早期預警系統可以很好地利用教育系統和組織所收集的行政微觀數據,從中識別出有高中輟學風險的學生。雖然確定一套完備的早期預警指標尚且存在困難,但一些系統已經顯示出了高水平的準確性,并豐富了針對學生退學原因的思考。為了避免出現學生分析出錯的風險,公開和透明的算法顯得很重要。
基于游戲的標準化評估也建立在智能技術和智能數據分析技術的基礎之上,將評估擴展到傳統測試(紙筆或基于計算機)無法輕易衡量的技能。這些技能包括更高層次的技能(例如創造力)或情感以及行為技能(例如協作、行為策略)。基于游戲的測試可以分析眼球追蹤數據和音頻記錄,并處理自然語言和信息,例如任務時間或使用模擬。
最后,作為一種“驗證基礎設施”,區塊鏈技術為教育和培訓領域的認證開辟了新途徑。區塊鏈技術使得對個人或機構聲明(包括其特征和資質)的確認成為可能,不僅可以立即得出結論,而且具有高度確定性。這有助于消除文憑(和其他記錄)造假,促進學習者和工作者在機構和地區之間的流動,并通過對自己數據的控制來提高個人的能力。目前,區塊鏈項目正在世界各地開展,這可能會改變教育和終身學習系統管理學位和資格證書的方式。
政策指南
我們有充分的理由相信,智能技術可以促進教育系統的有效性、公平性和成本效益。同時,要獲得這些好處,需要牢記智能技術的幾個重要方面。
智能技術是人與人工智能的混合系統。讓最終用戶參與到系統設計中,將重要決策的控制權交給人類,并以公開透明的方式與社會保持協商,是使智能技術既發揮作用又為社會所接受的關鍵。
智能技術雖然能夠以許多不同的方式支持人類,但并不完美。透徹地了解它們在測量、診斷或行動方面的準確程度是一項重要要求。然而,它們的極限應該與人類執行類似任務的極限進行比較。

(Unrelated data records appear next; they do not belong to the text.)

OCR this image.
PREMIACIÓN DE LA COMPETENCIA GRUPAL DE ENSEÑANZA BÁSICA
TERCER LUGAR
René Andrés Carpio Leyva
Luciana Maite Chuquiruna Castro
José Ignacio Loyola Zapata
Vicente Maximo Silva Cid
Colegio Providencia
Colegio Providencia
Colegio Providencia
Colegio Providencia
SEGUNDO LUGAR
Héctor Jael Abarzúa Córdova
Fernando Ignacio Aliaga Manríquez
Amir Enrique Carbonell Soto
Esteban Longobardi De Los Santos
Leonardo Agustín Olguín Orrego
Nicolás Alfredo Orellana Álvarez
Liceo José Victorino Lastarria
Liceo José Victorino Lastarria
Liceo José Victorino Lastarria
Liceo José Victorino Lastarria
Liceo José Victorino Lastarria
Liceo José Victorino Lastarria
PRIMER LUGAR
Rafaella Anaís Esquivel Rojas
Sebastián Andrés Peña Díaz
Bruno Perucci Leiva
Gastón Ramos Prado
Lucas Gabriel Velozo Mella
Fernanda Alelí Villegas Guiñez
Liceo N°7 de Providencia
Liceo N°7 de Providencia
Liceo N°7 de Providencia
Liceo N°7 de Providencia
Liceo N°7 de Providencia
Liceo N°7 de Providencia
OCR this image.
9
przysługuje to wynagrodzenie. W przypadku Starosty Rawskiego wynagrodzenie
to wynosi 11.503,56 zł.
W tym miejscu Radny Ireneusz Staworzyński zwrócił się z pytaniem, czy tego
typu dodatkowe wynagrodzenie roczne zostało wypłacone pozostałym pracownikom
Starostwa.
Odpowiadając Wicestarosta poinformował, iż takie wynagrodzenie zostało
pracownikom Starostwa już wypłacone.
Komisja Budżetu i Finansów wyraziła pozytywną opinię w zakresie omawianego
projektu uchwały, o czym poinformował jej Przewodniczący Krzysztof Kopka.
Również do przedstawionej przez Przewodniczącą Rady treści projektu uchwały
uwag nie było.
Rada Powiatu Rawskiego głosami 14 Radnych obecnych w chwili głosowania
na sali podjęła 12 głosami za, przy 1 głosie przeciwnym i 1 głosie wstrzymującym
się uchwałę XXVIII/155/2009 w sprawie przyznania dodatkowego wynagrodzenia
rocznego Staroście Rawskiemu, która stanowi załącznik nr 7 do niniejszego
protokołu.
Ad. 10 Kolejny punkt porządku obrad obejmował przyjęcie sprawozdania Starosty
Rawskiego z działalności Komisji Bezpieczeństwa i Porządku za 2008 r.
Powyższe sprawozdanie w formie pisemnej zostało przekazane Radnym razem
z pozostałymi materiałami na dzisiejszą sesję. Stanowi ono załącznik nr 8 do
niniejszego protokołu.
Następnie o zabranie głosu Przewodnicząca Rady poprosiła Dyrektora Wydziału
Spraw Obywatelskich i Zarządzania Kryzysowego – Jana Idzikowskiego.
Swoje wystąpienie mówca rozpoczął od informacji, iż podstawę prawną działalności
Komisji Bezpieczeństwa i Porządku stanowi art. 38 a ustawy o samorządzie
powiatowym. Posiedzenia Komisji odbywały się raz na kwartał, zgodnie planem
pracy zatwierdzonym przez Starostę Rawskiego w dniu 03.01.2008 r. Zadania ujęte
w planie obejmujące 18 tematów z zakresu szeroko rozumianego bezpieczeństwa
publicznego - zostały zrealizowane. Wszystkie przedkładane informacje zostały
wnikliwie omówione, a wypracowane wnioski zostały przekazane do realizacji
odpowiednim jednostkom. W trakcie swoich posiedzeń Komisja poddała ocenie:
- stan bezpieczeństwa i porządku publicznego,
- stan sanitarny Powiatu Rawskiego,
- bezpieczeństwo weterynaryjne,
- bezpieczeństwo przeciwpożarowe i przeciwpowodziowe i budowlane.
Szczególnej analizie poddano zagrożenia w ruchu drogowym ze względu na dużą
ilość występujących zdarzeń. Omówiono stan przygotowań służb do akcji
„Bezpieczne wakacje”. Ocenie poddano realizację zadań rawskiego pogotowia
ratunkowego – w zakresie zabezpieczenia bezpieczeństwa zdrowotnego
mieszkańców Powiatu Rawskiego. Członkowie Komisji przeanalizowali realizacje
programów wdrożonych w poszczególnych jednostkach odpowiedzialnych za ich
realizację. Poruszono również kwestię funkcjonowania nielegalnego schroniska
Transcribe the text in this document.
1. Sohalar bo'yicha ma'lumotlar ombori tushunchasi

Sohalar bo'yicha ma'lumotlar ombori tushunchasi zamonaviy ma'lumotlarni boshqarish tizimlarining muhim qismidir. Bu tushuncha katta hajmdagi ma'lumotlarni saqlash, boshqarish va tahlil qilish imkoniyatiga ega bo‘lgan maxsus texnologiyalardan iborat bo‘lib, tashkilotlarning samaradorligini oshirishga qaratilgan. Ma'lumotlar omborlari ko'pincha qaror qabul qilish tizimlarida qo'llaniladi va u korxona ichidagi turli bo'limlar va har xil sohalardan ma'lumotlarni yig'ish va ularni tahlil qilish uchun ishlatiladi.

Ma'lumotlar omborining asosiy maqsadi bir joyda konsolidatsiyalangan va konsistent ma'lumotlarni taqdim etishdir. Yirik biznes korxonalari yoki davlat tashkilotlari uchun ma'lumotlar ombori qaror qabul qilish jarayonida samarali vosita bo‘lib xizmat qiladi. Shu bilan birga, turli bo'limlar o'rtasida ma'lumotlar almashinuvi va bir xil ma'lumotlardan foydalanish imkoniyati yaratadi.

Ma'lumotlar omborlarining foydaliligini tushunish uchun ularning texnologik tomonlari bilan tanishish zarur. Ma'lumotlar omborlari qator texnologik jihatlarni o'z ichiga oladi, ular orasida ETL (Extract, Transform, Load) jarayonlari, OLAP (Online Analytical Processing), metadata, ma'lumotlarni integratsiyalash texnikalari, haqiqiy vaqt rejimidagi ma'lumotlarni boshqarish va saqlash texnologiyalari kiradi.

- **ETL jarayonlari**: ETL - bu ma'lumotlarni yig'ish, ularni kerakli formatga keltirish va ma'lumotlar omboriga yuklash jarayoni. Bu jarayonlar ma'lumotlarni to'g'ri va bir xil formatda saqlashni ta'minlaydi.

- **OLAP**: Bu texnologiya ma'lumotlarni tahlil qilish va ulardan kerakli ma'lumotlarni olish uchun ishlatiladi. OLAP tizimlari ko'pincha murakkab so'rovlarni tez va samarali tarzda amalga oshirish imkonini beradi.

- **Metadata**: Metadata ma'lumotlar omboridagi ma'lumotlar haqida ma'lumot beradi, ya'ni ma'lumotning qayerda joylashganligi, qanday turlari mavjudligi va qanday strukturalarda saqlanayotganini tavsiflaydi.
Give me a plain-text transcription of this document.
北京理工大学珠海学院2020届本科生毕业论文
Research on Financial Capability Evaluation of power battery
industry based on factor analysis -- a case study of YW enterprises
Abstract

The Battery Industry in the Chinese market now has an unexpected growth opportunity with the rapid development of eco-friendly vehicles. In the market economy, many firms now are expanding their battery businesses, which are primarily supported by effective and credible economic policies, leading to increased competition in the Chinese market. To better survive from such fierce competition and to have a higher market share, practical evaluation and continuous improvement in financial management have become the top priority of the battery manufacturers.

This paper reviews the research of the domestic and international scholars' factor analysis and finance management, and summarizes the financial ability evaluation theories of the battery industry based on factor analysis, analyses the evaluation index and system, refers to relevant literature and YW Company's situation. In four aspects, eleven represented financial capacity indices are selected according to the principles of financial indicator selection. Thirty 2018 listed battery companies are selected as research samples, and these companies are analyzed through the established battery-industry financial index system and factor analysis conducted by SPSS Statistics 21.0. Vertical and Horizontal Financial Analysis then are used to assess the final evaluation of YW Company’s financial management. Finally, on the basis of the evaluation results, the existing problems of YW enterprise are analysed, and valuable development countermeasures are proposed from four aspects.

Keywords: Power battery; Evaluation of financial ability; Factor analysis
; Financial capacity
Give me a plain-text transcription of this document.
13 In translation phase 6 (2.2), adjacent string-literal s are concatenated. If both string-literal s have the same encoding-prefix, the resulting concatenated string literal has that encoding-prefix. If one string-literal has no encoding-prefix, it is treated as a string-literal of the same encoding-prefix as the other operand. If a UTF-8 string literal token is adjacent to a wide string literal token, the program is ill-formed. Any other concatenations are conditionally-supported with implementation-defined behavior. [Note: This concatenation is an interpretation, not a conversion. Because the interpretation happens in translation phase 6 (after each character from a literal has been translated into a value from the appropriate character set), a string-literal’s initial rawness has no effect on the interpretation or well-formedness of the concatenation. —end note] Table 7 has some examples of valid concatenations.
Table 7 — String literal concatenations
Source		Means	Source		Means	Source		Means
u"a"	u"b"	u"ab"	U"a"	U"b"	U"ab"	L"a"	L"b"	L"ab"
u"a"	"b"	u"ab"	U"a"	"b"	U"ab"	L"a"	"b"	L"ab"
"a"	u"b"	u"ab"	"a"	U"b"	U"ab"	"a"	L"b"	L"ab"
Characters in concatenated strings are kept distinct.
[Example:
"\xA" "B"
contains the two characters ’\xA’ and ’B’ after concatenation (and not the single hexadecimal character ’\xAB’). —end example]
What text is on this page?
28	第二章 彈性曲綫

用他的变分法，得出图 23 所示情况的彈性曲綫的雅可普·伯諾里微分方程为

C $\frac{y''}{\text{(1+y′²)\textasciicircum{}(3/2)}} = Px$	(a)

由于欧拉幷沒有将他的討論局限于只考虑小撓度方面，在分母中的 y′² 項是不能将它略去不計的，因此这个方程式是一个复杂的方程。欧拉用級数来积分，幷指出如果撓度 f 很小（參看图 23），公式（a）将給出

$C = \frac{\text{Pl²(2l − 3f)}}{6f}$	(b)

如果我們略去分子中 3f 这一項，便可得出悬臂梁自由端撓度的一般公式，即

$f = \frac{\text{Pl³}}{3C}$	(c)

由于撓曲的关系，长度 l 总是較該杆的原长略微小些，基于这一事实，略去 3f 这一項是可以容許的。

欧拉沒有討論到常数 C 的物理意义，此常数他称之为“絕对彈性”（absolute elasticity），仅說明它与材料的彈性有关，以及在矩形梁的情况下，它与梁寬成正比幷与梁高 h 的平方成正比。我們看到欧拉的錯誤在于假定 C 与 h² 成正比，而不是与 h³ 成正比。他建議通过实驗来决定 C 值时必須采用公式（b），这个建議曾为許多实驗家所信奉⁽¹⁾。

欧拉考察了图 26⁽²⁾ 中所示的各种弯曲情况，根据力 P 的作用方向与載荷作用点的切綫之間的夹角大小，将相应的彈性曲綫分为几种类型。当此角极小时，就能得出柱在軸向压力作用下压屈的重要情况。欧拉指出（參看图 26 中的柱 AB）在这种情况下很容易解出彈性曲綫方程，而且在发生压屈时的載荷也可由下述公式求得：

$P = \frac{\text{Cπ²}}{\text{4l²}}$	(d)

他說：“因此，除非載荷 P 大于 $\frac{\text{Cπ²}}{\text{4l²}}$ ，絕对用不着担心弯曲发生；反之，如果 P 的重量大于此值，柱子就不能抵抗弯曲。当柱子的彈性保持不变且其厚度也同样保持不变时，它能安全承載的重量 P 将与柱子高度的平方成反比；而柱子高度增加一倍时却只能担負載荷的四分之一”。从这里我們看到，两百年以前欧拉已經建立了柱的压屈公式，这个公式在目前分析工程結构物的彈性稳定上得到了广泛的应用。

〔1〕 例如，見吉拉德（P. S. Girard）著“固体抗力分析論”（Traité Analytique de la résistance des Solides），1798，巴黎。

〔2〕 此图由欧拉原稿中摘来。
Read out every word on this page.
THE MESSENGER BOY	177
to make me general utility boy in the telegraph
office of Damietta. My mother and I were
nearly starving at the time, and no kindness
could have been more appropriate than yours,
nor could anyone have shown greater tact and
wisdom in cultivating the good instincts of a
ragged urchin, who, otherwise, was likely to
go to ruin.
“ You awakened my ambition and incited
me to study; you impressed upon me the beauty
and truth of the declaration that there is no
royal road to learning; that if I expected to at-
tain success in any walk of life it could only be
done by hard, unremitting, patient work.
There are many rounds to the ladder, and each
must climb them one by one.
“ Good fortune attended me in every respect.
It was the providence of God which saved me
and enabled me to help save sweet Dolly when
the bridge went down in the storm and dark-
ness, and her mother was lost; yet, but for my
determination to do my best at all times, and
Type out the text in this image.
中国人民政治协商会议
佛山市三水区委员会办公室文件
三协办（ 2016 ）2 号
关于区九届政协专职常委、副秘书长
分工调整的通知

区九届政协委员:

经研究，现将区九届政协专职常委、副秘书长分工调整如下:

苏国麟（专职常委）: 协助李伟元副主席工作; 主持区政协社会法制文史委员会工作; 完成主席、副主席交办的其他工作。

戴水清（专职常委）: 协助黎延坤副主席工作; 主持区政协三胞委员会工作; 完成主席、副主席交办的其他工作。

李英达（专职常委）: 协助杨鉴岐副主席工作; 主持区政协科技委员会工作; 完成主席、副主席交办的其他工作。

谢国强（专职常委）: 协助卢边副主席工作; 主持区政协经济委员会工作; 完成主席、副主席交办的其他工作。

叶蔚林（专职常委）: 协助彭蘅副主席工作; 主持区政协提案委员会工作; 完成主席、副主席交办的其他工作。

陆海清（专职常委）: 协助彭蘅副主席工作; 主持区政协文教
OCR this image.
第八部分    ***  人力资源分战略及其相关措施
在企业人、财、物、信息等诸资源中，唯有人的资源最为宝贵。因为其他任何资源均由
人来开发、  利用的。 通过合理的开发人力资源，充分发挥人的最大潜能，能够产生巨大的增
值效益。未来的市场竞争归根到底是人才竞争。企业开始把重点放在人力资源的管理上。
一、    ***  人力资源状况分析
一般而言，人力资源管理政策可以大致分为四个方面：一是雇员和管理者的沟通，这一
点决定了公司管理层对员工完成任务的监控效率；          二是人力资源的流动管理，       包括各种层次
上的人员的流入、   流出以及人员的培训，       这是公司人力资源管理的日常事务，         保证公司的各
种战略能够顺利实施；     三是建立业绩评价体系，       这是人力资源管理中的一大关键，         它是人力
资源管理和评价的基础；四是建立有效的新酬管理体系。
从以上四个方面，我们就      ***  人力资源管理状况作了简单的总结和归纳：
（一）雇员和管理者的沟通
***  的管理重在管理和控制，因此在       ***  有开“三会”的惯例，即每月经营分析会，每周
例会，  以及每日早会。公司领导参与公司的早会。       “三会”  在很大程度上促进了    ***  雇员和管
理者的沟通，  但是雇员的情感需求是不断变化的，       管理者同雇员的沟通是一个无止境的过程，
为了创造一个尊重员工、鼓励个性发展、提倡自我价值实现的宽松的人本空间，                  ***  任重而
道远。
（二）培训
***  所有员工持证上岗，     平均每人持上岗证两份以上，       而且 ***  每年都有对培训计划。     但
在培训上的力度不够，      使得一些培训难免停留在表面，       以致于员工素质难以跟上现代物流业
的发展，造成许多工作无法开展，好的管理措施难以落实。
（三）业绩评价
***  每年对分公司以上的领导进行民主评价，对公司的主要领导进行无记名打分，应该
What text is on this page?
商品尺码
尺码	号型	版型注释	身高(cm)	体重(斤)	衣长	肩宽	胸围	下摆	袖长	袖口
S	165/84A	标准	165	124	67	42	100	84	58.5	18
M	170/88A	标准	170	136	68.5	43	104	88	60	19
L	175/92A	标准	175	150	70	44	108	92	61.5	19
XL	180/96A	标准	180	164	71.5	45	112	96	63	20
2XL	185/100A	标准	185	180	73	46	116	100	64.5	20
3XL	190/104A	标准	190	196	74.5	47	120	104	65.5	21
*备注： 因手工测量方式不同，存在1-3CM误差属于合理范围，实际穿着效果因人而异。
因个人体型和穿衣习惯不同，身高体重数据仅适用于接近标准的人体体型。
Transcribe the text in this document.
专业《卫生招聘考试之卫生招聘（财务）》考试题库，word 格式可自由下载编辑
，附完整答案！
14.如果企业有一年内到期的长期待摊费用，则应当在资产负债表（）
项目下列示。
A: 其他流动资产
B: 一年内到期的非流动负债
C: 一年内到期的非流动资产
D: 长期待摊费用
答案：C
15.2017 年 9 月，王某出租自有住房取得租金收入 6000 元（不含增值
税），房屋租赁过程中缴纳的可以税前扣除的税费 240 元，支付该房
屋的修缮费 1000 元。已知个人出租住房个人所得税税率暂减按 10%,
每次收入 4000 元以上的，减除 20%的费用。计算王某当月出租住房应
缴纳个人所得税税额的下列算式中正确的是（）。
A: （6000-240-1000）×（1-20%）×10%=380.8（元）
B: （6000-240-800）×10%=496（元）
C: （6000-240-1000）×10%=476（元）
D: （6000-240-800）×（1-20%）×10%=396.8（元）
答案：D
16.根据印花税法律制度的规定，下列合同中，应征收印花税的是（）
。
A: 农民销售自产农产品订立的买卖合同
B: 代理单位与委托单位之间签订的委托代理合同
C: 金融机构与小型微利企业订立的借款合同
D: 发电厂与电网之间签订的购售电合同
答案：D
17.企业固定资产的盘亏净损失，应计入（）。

更多關于智能技術在課堂內外的有效教學應用以及它們用于系統管理目的的證據應該得到資助,而不應該僅僅關注該技術。還可以制定出快速生成這些證據的標準。
智能技術的采用依賴基于風險評估的、健全的數據保護和隱私監管,但在沒有監管的情況下也需要考慮道德因素。例如,算法的公平性正越來越受到人們關注,它可以通過第三方驗證的“開放算法”進行驗證。
智能技術是有成本的,成本效益分析應該指導它們的應用,承認它們提供的好處已經超越了金錢。在許多情況下,數據模式的確定有助于更好地設計政策和干預措施,從而更有可能提高公平性或有效性。除此之外,政策制定者還應鼓勵開發那些由于開放標準和互操作性而可以負擔得起并且可持續的技術。